Do you need more proof than that?

Nah, you’re celebrating too early. I still need to take a look at how the system handles options trades. I don’t fully agree with you that the algorithm stinks, but I can be convinced to modify it. I’ll try to study how things are working currently. That requires that I go step by step through the calculations. Then I’ll see what needs to be fixed. It’s something I will try to work on when I have some time, perhaps this weekend.


I’m almost positive that if you use the KISS method, you’ll certainly save yourself a lot of time and trouble. Too much rocket science sometimes can be hazardous to the brain. I have to go now, but I’ll continue this conversation later tonight and give you some good pointers of how simple this can be accomplished. You’ll be surprised of how creative I can be sometimes. Have a good day Matthew.


As I’ve stated elsewhere in this forum, my experience as a subscriber to several different systems is that the RF is very darn close to describing what you will experience, by my estimation within +/- 5% (if RF can be likened to a “reality %”). It seems to me that the people who don’t like this accurate reflection are those system providers whose systems are portrayed negatively.

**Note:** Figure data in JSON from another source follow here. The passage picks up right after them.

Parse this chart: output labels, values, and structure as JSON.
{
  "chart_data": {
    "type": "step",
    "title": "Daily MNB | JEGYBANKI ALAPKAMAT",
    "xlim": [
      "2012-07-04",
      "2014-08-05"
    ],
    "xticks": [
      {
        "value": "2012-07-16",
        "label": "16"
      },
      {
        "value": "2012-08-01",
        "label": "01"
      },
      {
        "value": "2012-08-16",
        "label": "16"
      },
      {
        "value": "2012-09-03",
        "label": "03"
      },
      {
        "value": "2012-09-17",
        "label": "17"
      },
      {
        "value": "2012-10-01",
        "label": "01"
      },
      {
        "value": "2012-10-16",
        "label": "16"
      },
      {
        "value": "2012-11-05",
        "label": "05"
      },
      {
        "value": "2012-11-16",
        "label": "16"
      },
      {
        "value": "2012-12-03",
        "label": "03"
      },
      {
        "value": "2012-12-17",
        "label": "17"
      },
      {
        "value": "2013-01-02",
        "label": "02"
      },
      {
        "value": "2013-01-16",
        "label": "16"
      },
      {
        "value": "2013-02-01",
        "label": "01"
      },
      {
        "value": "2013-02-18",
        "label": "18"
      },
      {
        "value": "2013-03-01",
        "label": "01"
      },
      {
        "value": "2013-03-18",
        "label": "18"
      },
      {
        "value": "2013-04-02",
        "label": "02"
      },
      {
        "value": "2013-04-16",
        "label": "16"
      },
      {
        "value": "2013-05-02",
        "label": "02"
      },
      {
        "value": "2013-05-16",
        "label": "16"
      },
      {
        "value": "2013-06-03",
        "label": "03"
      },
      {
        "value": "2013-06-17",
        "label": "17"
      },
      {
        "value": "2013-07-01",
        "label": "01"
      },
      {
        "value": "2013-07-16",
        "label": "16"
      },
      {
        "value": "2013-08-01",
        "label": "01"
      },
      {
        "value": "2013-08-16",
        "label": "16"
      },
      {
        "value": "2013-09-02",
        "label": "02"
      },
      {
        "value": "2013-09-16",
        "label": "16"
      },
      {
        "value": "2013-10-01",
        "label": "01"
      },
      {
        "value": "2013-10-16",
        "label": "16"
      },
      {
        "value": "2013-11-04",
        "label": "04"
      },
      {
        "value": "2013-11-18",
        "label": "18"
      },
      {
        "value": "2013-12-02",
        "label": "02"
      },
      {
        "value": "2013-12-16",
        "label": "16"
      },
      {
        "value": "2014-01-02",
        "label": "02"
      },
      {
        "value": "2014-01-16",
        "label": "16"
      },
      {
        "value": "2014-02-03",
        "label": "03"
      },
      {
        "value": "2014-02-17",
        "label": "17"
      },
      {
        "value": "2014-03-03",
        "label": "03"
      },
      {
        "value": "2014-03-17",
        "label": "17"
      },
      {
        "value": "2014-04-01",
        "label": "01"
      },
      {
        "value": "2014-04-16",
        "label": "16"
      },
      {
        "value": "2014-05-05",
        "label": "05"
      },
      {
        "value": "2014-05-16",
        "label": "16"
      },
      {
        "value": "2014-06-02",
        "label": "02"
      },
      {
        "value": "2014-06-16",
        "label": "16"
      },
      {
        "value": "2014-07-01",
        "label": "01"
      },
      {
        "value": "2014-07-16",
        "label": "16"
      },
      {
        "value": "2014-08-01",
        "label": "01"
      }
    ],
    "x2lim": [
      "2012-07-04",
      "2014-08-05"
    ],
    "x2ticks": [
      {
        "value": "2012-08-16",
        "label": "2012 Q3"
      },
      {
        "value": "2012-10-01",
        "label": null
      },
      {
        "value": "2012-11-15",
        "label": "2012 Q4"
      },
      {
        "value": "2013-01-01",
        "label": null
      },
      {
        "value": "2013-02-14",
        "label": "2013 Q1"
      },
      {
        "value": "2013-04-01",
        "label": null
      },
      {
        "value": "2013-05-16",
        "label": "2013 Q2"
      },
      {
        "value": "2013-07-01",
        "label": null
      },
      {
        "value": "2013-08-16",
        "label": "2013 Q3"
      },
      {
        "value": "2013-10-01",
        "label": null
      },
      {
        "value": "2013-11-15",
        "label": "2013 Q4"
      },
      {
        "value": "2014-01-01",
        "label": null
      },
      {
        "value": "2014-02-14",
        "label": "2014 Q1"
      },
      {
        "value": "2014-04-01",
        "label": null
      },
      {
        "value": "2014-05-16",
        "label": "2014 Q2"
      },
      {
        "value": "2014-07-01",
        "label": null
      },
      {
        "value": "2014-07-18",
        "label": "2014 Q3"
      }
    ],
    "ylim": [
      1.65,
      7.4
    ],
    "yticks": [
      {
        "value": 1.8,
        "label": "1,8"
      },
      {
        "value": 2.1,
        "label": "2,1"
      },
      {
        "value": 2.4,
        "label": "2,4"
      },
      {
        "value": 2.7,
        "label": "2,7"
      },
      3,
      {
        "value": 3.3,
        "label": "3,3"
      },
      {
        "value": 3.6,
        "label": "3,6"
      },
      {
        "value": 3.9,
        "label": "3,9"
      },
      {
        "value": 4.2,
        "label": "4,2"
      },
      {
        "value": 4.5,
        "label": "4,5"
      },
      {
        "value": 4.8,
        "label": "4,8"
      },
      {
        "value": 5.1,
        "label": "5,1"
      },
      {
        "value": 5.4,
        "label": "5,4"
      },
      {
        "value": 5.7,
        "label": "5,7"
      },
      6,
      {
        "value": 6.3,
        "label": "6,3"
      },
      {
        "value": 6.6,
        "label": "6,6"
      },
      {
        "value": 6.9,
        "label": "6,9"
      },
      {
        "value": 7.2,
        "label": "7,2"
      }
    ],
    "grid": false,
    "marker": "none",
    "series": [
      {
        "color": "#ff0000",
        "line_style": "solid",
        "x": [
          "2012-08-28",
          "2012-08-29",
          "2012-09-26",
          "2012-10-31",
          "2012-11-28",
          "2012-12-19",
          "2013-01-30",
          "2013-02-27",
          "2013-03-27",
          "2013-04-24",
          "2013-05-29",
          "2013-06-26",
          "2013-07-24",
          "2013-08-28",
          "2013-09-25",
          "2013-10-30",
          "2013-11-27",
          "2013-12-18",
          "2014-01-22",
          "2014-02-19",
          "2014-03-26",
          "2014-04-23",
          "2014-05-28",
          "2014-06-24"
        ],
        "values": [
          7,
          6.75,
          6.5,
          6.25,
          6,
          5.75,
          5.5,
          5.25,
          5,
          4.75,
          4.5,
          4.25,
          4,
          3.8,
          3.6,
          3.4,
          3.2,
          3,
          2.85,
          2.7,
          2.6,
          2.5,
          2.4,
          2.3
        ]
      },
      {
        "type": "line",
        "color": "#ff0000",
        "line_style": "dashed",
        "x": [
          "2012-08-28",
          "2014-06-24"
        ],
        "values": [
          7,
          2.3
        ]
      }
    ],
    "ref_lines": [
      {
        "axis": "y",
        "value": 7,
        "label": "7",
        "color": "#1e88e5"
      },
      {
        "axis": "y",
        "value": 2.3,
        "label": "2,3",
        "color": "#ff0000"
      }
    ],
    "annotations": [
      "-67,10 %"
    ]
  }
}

Also, I having trouble understanding why daily volume is being used to justify your point of the RF algorithm being flawed. Daily volume clearly has zilch to do with the market’s volume at the time you are attempting to fill a limit order. For example, on ES futures, the market generally trades < 1000 contracts in any given 3 minute span in the afternoon. Volume spikes normally aren’t more than 10,000. With enough C2 subscribers, in what is supposedly one of (if not) the most liquid futures markets, we could (collectively) easily move the market by exceeding more than a few % of volume.

Yes, that’s the whole point Karl. It’s what’s on that limit that matters the most at the moment of execution, not what just happened (or not happened at all).

Let me give you an example; suppose in the last 4.5 hours of today, there has been 0 volume traded on a stock like GCI. In fact, average daily option volume on GCI is a paltry 650 or so for the last 3 months (according to IVolatility). Yet you wanted to trade its options. The size on the bid is 455 contracts, with another 355 contracts on the ask. If you decide to sell 250 at the market, or at the limit (not just touched), should you receive a 23% RF when you’re entitled for 100% since the market was liquid enough to absorb your entire order (and then some)???

The point being is that history is totally irrelevant when it comes to order execution. So just because the majority of traders in a stock like GCI prefer to trade the actual stock rather than its derivative (because of dividends, semi large spreads on the options, or for investing only), does not mean that there’s no support for it’s derivative at the time you are ready to execute. Don’t take my word for it though, tomorrow, why don’t you take a look at the size the MM’s are standing behind and you tell me what your eyes are seeing.